The Kremlin had clearly been caught off guard. Authorities made a show of arresting people involved in the protest, and educators forced students to watch documentaries about the evils of protesting. Some Russian parliament members expressed support for a ban against minors attending street rallies, calls that are likely to be renewed after Monday’s demonstration.

Youthful protesters scurried in and out of cafes Monday, taunting riot police to come after them, and then sitting at tables, pretending to be ordering food when the officers confronted diners.
Navalny, who was briefly jailed after the March protest, had received permission to hold Monday’s rally at a venue just north of the center, but on late Sunday called on his supporters to come to Tverskaya, saying that authorities had refused to provide a stage and sound system at the agreed-upon place.
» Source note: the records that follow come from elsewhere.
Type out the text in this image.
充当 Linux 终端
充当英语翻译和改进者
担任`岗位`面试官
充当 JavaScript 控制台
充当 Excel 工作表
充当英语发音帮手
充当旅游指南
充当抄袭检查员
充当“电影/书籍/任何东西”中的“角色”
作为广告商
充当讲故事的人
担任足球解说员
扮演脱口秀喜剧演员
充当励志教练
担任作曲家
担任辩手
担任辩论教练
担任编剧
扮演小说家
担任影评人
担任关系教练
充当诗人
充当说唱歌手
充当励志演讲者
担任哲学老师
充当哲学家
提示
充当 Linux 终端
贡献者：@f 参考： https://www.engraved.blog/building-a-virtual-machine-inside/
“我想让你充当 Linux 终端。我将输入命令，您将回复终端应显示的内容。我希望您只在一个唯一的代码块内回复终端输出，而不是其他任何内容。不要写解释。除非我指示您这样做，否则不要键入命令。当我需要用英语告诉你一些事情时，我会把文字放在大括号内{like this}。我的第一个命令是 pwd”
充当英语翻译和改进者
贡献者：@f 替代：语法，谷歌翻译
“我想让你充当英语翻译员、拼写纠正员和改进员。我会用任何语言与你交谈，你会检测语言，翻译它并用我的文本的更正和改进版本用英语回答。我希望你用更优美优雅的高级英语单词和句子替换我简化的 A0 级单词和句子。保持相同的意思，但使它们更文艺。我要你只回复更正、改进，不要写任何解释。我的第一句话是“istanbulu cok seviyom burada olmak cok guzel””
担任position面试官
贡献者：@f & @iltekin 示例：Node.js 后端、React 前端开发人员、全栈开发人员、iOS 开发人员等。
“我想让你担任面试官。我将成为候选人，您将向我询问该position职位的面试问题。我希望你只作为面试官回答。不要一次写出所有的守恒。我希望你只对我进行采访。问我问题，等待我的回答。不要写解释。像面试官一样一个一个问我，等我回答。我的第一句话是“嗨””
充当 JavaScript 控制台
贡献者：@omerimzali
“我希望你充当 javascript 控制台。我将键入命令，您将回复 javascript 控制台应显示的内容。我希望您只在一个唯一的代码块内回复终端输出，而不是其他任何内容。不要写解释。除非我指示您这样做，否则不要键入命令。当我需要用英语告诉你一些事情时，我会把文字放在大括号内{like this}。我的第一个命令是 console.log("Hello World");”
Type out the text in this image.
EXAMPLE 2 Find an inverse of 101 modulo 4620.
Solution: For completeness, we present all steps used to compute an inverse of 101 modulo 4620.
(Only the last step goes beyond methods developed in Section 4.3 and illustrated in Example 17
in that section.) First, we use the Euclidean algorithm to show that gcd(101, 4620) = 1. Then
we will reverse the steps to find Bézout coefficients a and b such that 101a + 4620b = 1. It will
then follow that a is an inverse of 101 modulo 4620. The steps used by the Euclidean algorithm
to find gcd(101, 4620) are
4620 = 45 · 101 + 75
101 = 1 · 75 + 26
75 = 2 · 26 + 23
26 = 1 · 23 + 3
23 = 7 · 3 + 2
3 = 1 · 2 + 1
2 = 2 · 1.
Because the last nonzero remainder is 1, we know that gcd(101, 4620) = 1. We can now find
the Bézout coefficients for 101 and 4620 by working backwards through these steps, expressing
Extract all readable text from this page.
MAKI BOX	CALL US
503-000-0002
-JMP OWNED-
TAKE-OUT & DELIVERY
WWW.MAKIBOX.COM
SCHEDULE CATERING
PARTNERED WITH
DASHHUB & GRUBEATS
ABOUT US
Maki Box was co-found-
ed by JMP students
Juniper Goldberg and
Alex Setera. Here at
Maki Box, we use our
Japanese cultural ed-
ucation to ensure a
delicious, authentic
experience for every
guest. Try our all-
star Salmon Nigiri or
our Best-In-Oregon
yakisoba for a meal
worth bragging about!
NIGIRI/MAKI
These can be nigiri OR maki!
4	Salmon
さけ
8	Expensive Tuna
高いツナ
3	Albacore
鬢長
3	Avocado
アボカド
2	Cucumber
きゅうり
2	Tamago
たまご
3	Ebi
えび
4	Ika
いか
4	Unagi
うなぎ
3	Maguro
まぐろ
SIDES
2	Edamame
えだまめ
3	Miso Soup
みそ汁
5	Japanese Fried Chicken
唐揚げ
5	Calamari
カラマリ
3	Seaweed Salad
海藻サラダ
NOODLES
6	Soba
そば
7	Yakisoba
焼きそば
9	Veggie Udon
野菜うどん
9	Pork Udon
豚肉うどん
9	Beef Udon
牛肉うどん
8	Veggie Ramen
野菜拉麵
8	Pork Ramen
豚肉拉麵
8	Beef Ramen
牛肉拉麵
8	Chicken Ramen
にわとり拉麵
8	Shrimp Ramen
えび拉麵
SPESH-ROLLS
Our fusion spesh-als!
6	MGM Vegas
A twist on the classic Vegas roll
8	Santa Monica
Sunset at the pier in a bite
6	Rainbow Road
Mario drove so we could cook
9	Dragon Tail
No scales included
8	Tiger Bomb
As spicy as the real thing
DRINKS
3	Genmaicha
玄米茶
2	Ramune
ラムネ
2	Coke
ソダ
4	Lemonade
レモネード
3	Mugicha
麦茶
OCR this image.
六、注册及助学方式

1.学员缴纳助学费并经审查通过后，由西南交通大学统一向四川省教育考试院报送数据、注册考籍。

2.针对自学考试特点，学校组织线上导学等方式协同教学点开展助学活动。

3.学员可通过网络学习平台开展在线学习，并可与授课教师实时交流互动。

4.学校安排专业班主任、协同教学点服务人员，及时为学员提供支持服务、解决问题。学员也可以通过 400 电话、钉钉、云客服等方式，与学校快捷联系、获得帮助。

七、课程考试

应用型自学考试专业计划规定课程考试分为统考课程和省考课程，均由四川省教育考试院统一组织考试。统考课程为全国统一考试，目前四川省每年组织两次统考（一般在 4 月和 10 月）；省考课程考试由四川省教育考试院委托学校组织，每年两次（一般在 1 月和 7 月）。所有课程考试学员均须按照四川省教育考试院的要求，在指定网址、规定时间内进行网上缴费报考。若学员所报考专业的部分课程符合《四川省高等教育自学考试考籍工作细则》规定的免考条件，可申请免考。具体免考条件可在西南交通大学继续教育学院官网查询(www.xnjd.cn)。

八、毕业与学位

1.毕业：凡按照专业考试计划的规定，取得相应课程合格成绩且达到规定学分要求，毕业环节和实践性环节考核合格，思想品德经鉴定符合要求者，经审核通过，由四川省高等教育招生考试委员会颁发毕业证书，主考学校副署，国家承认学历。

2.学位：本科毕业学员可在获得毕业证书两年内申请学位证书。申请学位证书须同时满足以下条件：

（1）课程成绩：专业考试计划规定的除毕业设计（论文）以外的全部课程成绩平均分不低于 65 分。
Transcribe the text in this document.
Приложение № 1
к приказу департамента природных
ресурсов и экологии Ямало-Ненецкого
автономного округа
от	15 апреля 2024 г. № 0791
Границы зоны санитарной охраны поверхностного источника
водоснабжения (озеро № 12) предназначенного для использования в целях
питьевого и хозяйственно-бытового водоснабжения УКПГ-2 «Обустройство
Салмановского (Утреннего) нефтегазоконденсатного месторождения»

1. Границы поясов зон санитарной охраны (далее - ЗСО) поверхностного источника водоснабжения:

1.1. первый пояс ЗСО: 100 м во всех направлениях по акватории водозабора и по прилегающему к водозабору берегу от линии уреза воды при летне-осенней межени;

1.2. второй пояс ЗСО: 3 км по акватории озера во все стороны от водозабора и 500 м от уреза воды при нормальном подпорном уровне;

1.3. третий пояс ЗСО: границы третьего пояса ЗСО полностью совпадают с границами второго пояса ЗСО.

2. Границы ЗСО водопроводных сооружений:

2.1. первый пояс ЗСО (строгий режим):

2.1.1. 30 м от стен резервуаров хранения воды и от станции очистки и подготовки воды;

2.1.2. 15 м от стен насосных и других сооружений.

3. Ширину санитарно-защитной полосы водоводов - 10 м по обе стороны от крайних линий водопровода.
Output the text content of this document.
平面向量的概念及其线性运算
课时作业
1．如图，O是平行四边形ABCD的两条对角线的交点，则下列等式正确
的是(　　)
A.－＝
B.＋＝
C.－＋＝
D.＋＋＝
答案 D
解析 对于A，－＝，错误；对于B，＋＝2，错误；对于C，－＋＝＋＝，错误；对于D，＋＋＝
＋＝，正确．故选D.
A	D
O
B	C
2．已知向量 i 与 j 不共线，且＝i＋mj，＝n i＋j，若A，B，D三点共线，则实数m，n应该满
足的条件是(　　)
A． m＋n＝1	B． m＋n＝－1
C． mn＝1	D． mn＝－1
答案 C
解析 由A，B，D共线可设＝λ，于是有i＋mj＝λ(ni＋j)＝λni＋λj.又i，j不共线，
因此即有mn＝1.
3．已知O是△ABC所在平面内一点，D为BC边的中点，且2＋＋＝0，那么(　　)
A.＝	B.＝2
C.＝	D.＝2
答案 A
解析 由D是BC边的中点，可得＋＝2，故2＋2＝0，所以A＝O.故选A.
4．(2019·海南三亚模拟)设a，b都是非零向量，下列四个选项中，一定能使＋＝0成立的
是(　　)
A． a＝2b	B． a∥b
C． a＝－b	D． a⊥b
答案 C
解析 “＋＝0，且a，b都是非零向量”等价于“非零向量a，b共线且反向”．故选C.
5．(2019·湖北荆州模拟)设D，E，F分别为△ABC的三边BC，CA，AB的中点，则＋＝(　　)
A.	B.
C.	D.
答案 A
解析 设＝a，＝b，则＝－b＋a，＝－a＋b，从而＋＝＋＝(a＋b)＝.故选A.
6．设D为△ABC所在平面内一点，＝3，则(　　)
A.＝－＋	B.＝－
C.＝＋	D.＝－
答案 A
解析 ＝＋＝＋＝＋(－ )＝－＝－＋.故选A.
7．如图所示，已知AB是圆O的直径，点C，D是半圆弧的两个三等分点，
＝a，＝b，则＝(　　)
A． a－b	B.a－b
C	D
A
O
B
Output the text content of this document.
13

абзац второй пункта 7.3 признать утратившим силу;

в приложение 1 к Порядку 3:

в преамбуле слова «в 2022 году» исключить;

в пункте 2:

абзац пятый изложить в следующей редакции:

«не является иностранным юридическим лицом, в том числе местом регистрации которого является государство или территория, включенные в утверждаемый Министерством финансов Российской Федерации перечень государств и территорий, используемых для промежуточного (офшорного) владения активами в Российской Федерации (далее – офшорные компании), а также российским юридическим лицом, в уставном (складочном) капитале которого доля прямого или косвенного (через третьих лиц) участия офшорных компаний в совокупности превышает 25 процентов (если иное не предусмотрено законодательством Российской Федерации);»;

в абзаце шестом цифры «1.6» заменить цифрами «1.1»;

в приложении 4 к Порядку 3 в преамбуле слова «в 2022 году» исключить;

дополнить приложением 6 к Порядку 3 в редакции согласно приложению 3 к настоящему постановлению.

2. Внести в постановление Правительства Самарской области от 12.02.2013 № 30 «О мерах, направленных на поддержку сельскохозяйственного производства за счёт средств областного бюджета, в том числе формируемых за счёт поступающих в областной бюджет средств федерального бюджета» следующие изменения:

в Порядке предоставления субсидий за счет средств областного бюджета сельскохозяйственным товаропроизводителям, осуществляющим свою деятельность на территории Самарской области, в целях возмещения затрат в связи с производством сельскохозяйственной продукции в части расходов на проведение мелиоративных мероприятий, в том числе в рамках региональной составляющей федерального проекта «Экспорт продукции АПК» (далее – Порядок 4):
Authorities had barricaded Tverskaya from all sides except for carefully controlled security points lined by helmeted police. But the police presence took on a surreal air because of the reenactors camped out in the center of the nine-lane thoroughfare.

Fencers feinted and darted to wild applause from children, while a 14th-century battle between ancient Russians and the Golden Horde took place nearby. World War I troops gave tips on bayonet thrusts, and a company of infantry in War of 1812 gear bivouacked not far from a blacksmith and an impressive array of medieval swords.

Protesters began to infiltrate the audience at 2 p.m., and by 4 p.m., riot police squads were wading into the crowd, dragging and carrying out protesters by their arms and legs and beating them with batons, as the demonstrators shouted “Shame!”

Recent polls suggest that Navalny — portrayed on state media as an unpopular and marginal figure, the creation of out-of-touch Westernizers — would not win more than 10 percent of the vote if he runs for president in 2018, though pollsters say Navalny’s best bet is to try to unite people fed up with government indifference and abuse.

At the venue in Moscow originally approved for Navalny’s protest, about 2,000 people gathered Monday to protest the city’s plan to relocate as many as 1.6 million residents of Soviet-era low-rise apartment buildings to new high-rise apartment buildings.

Some Muscovites believe the plan amounts to a violation of their rights to own property and to choose where to live, and a gift to political insiders who own construction firms.


"I don't want to live in a 30-floor ant-house. Their whole project is total corruption, money laundry, initiated by the construction lobby,” said Zamira Medvedeva, a retiree who lives in a communal apartment building.